熊野筆とは
熊野の暮らしとともに
熊野の筆作りは江戸時代の末期、当時の熊野町民が農閑期に近畿地方に出稼ぎに出て、その帰りに奈良地方から仕入れた筆や墨を売り始めたことがきっかけで始まったといわれています。彼らは歴史ある筆の産地・奈良の職人から筆作りを教わり、広島藩が工芸を推奨したこともあって、盛んに筆を作るようになりました。
子どもたちが遊ぶ声に混ざりどこからともなく響いてくる、とんとんと軽快な返しを打つ音。八百屋に行けば、野菜の傍らに当たり前のように並ぶ「ふのり」。今ではあまり見られなくなりましたが、熊野にはつい数十年前まで、こうした光景が当たり前のように広がっていました。
筆という道具に「日常的な筆記用具」としての役割はなくなりつつありますが、どの時代になっても芸術作品として優れた書を書き、絵を描くには、表現を下支えする筆が欠かせません。優れた書家ほど筆の大切さを理解しており、自分の書体に合った高品質の筆を求めます。
熊野では今なお約23,000人の人口のうち1割ほど(約2,000人:令和4年度)が筆産業に携わっており、国内生産量は日本一です。熊野の暮らしの中には、江戸の昔から現代に至るまで、あちこちに熊野筆が自然に息づいているのです。
熊野筆とは
熊野筆とは
「熊野筆®」は次のような一定の基準を満たす、確かな品質の筆です。筆をお買い求めの際は、ぜひ熊野筆をお選びください。
熊野筆® 商標登録 第4827487号
熊野筆事業協同組合(以下当組合)は平成16年(2004年)12月、国の団体商標を取得しました。そのため、当組合と使用契約を締結した事業者は各種広告宣伝ツールに「熊野筆®」の名称を使用できます。

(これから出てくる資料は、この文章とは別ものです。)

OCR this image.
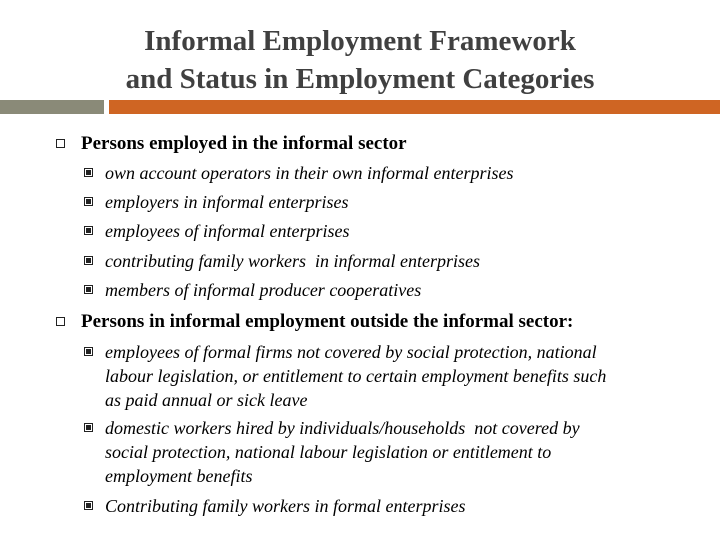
Informal Employment Framework
and Status in Employment Categories
Persons employed in the informal sector
own account operators in their own informal enterprises
employers in informal enterprises
employees of informal enterprises
contributing family workers  in informal enterprises
members of informal producer cooperatives
Persons in informal employment outside the informal sector:
employees of formal firms not covered by social protection, national
labour legislation, or entitlement to certain employment benefits such
as paid annual or sick leave
domestic workers hired by individuals/households  not covered by
social protection, national labour legislation or entitlement to
employment benefits
Contributing family workers in formal enterprises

熊野筆は、下記の規定により製造された書筆、画筆、化粧筆、刷毛とします。
- 経済産業大臣指定の伝統的工芸品熊野筆
- それ以外の筆類で、次の基準を満たすもの
- 筆において一番大切な機能部分であり命である穂首が、熊野で製造されていること
- 使用する原毛は獣毛、化繊毛、植物繊維、羽、胎毛等であること
- 製造事業所が熊野町内にあり、外注先も町内および周辺地域であること
- これらを満たす書筆、日本画筆、洋画筆、化粧筆、刷毛であること
年間行事
当組合は、「熊野筆®」とそれを取り巻く熊野町の文化の振興を図るため、毎年次のような行事を主催したり、参加したりしています。
筆まつり(秋分の日)
熊野町商工会を中心とした各種団体からなる実行委員が開催する、熊野町最大のイベントです。昭和10年(1935年)から続く歴史あるイベントで、当組合も実行委員会に参画しており、毎年5万人ほどが来場して町全体が賑わいます。特別価格で筆が手に入る「筆の市」やおよそ20畳の特別な布に巨大な筆で書を書き上げる「大作席書(たいさくせきしょ)」、筆作り体験、硯彫り体験、紙すき体験など、筆や書道にまつわる多様なコンテンツをお楽しみいただけます。
バーチャル筆まつり
2020年から21年にかけ、コロナ禍の影響で通常の筆まつり実施が難しくなったことから、当組合の青年部が中心となり、商工会や町役場の有志と協力して開催しました。「多くの人が楽しみにしていたイベントを、何とか実現させたい」。そんな思いから始まった取り組みで、SNS上で各種映像コンテンツを流したり、期間限定のオンラインショップで「筆の市」を開催したりと熊野筆の文化を世界中に発信。今後もリアル開催と併行するか検討中です。
筆供養
役目を終えた筆に感謝するとともに、筆作りのために毛を提供してくれた動物たちを供養し、書道の上達を願って浄火の中に使い終えた筆を投じる祭典です。熊野で生まれた筆たちは全国各地で活躍し、その役目を終えると再び熊野に帰り永代供養されるのです。筆まつりに合わせて開催されます。筆塚前で榊山神社の神主が祝詞を上げ、町内の児童・生徒代表が筆への感謝の言葉を伝えます。
筆の日(春分の日)
熊野町では春分の日を町条例で「筆の日」と定めており、その日を含む1週間を筆の日週間として筆に関わるさまざまなイベントを開催します。当組合は筆の日実行委員会の中心となり、イベントを通して筆の魅力を全国に発信し、筆文化の振興と筆産業の発展を図っています。筆を使ったアート作品の展示や書道の展覧会、メイクアートやちびっこギャラリーなど、さまざまな世代の方に楽しんでいただけるイベントです。
全国書画展覧会
昭和6年(1931年)に全国書き方展覧会として始まった伝統ある展覧会で、全国から作品が寄せられます。書写や書道、図画工作、美術教育の振興を通じて児童生徒の表現力や鑑賞の力を伸ばし、伝統文化に対する理解を深めることを目指しています。当組合青年部を中心とした実行委員会が開催します。